Bastaba y sobraba; en ese mismo momento, me imaginaba yo a un ejército de mutilados de guerra (todos de la misma pierna, claro), echando zapatos derechos al montón. Y luego, por otro lado, a los compradores de los zapatos de la feria, caminando por los pueblos de Extremadura patizambos, sudorosos y sin rumbo fijo. Cabalgando a su primer par de zapatos. Montados en un potro cerril que no atiende a razones. Como supondréis, el motivo de la existencia de ese Annapurna de zapatos de un pie, probablemente fuera bastante más prosaica; muestrarios, o algo así. Pero una tiene el don de emperifollar la realidad, qué se le va a hacer...

Bueno, a lo nuestro; si este suceso tuviera moraleja, podría ser que nadie da duros a cuatro pesetas. O que no se puede pretender hacer de lo derecho, izquierdo. O que no todo se puede negociar, aunque todo se pretenda vender. En este gran centro comercial en el que se ha convertido el mundo (en el norte almacenes Harrods, en el sur «el charco la pava»), dicen que todo tiene precio.
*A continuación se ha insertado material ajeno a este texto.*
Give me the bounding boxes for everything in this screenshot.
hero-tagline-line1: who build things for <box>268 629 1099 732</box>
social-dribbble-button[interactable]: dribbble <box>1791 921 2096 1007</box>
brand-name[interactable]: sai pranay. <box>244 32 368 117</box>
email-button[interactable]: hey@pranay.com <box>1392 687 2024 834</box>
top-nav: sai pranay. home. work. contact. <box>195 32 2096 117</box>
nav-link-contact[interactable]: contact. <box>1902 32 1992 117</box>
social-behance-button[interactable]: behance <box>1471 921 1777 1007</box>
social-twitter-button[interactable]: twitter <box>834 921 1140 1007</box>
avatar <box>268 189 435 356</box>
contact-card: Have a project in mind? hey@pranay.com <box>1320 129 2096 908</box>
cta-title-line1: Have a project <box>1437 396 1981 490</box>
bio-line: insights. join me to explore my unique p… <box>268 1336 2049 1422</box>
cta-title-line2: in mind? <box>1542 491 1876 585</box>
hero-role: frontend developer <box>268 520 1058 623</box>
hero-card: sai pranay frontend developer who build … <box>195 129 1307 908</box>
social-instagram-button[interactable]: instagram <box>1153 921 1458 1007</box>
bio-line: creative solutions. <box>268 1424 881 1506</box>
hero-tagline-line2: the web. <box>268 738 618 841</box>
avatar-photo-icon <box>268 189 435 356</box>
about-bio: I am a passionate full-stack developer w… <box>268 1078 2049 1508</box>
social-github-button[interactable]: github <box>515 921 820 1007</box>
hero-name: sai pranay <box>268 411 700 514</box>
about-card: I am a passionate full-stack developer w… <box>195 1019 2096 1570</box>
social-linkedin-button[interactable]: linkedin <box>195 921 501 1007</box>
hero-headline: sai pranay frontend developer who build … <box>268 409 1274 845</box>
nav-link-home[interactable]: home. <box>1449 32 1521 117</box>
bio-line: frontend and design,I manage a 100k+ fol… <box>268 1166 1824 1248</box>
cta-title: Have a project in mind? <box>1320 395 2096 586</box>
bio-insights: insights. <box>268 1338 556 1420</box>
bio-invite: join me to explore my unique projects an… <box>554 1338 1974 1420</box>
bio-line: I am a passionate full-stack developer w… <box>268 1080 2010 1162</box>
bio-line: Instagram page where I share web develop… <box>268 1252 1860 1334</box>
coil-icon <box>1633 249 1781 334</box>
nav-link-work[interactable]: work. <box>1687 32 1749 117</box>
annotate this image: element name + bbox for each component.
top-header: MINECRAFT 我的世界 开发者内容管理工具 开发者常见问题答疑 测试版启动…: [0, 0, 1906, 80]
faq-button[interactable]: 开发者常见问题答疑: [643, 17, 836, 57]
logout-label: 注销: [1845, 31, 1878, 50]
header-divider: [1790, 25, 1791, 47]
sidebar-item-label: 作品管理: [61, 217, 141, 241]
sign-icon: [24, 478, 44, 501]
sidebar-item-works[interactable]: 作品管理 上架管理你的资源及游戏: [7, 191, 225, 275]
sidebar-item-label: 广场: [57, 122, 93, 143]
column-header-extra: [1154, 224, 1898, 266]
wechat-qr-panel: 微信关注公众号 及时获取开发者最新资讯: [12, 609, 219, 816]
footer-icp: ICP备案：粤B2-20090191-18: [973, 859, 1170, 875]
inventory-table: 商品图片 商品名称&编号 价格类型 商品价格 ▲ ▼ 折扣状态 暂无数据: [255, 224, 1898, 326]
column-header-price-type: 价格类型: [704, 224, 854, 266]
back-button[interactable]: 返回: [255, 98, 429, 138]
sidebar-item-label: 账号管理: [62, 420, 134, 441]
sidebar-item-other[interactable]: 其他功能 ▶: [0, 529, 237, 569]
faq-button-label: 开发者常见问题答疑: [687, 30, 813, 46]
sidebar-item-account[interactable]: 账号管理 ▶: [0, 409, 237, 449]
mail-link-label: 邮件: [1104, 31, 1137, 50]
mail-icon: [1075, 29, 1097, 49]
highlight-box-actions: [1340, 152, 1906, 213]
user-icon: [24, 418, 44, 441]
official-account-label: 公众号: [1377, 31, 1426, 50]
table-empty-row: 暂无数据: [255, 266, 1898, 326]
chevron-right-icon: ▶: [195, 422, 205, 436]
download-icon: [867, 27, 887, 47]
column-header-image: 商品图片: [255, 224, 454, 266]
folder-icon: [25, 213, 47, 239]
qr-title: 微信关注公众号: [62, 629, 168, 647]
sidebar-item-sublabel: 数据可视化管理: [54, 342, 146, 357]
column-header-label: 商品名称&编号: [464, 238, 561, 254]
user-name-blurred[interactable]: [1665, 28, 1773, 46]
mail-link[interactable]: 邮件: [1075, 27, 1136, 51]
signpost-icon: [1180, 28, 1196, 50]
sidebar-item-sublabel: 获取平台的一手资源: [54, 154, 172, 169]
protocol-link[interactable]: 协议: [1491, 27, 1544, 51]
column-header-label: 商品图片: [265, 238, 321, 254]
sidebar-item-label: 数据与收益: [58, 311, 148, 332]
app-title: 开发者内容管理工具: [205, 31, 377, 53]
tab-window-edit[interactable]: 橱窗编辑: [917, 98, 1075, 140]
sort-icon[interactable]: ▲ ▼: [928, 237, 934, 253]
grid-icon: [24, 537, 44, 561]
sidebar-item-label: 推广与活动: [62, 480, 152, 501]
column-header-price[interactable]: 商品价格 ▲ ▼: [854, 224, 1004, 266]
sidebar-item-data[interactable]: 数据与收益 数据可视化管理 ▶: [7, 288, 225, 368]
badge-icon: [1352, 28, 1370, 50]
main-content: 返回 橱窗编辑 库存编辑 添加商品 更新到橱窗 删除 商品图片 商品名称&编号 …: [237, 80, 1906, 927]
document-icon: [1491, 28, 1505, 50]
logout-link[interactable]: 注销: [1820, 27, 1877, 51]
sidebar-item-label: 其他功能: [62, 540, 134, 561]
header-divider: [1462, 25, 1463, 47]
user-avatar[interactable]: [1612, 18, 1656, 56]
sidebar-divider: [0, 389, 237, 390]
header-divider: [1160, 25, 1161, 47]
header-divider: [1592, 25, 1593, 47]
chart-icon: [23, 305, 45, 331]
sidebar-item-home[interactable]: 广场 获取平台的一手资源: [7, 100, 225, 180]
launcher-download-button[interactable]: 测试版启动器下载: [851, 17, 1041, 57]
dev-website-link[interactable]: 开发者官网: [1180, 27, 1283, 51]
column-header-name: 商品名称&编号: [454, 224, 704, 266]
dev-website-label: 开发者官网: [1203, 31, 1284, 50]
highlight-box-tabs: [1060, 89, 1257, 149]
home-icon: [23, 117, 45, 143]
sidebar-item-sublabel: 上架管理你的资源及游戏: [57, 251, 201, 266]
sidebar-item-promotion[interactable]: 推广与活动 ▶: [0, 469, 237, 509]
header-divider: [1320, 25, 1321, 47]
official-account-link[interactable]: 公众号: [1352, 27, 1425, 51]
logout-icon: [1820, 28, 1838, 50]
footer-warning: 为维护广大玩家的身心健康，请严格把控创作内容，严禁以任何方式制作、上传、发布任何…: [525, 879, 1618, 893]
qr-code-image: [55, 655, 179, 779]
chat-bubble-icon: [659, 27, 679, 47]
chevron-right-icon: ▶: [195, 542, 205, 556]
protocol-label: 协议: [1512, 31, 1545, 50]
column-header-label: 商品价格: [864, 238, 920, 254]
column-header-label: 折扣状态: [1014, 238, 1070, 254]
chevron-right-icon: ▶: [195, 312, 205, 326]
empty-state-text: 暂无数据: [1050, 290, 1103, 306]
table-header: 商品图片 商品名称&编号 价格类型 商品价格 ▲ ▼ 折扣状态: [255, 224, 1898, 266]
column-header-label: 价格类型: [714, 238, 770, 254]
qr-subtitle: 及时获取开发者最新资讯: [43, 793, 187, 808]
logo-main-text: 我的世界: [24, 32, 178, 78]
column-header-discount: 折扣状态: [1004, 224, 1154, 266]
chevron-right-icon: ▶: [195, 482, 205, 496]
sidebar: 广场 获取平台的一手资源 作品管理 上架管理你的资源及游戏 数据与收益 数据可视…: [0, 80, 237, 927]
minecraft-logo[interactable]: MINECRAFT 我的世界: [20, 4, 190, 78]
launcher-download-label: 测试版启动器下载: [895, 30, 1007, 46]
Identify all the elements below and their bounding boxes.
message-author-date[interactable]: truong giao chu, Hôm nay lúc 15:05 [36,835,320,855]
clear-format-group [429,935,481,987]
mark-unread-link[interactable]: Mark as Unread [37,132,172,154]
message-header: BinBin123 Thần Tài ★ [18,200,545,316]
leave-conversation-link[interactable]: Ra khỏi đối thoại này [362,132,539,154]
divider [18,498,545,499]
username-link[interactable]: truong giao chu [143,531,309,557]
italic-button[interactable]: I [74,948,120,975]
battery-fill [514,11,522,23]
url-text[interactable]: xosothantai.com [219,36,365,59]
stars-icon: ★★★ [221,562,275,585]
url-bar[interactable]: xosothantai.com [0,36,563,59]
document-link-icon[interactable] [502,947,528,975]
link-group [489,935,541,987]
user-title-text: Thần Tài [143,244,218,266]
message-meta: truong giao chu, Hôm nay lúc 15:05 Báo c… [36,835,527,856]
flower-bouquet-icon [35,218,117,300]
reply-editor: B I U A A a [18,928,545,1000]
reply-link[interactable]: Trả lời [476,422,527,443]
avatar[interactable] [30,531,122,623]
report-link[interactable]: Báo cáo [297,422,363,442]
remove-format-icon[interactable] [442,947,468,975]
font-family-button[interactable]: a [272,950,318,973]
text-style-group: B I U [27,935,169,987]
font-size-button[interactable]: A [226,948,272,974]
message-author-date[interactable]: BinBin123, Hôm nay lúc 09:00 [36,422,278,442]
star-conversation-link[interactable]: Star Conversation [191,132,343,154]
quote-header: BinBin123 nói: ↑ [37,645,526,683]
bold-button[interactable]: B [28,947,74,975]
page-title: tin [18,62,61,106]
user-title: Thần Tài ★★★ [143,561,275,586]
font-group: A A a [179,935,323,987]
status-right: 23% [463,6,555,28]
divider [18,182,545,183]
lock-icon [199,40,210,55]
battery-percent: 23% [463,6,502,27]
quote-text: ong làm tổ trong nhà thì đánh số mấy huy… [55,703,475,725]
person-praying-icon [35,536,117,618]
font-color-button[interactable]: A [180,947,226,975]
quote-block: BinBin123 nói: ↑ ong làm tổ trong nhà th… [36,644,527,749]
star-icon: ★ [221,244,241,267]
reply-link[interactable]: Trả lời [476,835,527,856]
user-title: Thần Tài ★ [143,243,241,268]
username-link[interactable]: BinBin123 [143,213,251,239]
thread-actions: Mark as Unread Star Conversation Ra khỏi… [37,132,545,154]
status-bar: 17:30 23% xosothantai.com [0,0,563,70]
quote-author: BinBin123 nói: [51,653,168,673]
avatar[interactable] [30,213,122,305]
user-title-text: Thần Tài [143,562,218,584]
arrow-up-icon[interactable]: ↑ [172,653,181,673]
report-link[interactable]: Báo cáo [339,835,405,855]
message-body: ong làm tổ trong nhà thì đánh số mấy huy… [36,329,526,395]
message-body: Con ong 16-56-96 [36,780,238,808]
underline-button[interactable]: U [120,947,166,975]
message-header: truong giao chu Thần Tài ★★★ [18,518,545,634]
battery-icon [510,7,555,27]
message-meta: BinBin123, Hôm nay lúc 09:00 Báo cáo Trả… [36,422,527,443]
Pero yo no estoy de acuerdo con eso.

Lo puro, lo sencillo, lo genuino de nuestra Extremadura, no lo tiene. Porque, a ver, ¿alguien ha visto la etiqueta colgando de la sombra de una encina centenaria? ¿Se sabe cuánto vale el suave cosquilleo de la hierba en los tobillos? ¿Dónde tienen colgado el precio los colores del atardecer? ¿A cuánto cotiza en bolsa un kilo de sol? ¿Y el rumor del campo, dónde se compra? ¿Y el tiempo? ¿Y el silencio? ¿Y la dignidad? ¿Y la calidad de vida? ¿Y la vida?

Pues a todo esto, a lo que no tiene etiqueta, pretenden quitarle valor los que nos quieren vender las bonanzas de la industria minera. Los que pretenden, como en la feria, que calcemos los zapatos que sobran. Los que nadie quiere. Los que tuercen las rodillas. Los que gangrenan la carne en los talones. Y con los que nunca, nunca, se llega a ningún sitio.